Right now the media set they have will not be enduring. Unless they skill up, the younger ones, they are going to be struggling to have a career that will last their lifetimes,” he says pointing to the risks from both automation and broader digital disruption.

The agency has already restructured to redefine key roles. For example, the traditional Investment arm becomes Partnerships, focused on more than just the buying of paid media, while Client Service becomes about client advice and management and a new division called Connections Design is charged with driving not just implementation but adjusting strategy throughout the campaign.

Baxter insists “we don’t necessarily need to invest to create partnerships”, giving an example theoretical tie up between clients Lego and News Corp in a bid to sell more toys and newspapers. “That doesn’t need a media budget attached to it but can still deliver on sales outcome of both businesses.”

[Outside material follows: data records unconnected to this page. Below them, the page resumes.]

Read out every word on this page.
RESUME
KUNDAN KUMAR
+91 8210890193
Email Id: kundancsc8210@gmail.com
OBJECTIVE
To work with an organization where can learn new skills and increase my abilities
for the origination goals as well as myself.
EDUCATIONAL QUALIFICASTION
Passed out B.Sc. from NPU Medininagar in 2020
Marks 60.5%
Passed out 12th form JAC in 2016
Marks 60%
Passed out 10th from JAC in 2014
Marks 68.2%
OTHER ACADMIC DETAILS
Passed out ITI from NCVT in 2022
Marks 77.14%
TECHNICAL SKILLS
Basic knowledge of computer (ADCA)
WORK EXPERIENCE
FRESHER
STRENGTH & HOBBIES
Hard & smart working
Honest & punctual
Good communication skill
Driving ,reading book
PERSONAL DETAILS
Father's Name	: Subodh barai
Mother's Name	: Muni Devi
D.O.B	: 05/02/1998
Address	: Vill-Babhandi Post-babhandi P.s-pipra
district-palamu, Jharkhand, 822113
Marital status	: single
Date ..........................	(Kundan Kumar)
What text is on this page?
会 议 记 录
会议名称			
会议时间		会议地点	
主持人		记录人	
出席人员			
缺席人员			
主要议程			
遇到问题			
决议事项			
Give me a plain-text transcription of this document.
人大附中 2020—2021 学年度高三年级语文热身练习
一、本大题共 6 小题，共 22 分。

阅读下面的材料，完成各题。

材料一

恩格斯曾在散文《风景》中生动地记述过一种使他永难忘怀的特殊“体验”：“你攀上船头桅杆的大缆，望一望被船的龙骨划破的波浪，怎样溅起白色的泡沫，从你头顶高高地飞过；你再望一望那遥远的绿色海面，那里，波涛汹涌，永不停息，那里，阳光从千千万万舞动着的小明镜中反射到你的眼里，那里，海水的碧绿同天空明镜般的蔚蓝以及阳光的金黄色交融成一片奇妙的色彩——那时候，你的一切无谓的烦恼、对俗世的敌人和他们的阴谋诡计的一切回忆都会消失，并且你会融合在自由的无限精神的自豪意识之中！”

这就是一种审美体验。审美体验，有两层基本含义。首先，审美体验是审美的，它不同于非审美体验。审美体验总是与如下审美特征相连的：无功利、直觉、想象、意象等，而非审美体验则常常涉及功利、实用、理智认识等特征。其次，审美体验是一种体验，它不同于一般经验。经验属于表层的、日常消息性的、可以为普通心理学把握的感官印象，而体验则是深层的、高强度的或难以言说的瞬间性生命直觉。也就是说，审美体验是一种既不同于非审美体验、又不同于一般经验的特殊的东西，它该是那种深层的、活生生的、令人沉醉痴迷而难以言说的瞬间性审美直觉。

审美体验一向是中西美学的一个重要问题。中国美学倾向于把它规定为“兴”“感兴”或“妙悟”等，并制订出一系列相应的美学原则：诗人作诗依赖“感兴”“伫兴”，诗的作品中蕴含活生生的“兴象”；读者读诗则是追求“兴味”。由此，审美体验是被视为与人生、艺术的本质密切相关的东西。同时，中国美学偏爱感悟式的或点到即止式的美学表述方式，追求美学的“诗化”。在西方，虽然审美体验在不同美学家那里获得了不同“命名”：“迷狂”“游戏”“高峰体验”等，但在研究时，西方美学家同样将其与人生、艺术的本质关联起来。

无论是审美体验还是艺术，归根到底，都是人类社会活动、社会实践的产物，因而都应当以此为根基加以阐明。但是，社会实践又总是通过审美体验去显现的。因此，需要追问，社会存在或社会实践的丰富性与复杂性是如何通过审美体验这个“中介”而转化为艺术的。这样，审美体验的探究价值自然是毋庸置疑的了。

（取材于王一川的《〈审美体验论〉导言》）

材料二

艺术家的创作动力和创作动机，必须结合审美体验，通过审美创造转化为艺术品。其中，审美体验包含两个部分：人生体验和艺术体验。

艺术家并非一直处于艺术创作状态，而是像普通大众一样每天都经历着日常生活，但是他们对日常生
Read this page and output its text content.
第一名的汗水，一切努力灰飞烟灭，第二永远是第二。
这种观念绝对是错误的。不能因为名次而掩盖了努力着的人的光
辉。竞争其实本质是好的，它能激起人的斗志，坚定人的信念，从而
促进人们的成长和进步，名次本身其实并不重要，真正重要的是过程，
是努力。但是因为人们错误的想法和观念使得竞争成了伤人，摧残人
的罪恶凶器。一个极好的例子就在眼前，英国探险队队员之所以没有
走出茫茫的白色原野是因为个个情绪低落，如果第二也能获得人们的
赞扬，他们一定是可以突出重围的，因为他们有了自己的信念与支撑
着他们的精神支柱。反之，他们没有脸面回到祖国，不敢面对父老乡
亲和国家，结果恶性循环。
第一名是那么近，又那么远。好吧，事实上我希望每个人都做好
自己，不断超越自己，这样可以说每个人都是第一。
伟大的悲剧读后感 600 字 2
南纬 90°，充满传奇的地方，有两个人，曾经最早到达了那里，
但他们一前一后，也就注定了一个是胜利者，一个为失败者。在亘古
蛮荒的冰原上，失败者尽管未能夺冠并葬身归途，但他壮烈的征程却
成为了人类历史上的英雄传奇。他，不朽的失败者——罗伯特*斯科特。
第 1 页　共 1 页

The reorganisation also brings with it title changes, with national investment director Sev Griffiths becoming chief partnerships officer, while David Haddad will head client advice & management and former director of projects & integration Timo Kugler takes over the new 14 person connections design team.

“A large part of this repositioning is ensuring that we can provide those services, so its not just about paid media – that we can provide advice to a client about how to manage programmatic media or build out an ability to do community management,” adds Baxter.

Baxter insists the new plan is about growth by reinventing the media agency model.

“If the paid media market is only going one way which is down and your whole business is focused on paid media, guess where your business is going to go,” he says.

“In order to grow your business you have to divest your energy from just being about paid media to being about more than that. The young guys get that. They are excited about this.”

But what of Baxter, who has been consistently linked with a move to Mediabrands’ head office in New York to join his boss Henry Tajer.

“Every pitch I’ve been in for the last two years it’s the first question I get: ‘we hear you’re going to New York Mat’,” he acknowledges.

“I don’t know which of our competitors trump that out at the beginning of every pitch.”

Will he still be in Sydney in three years? “I have no idea. But I have no plans to go anywhere and am committed to seeing out the execution of this.”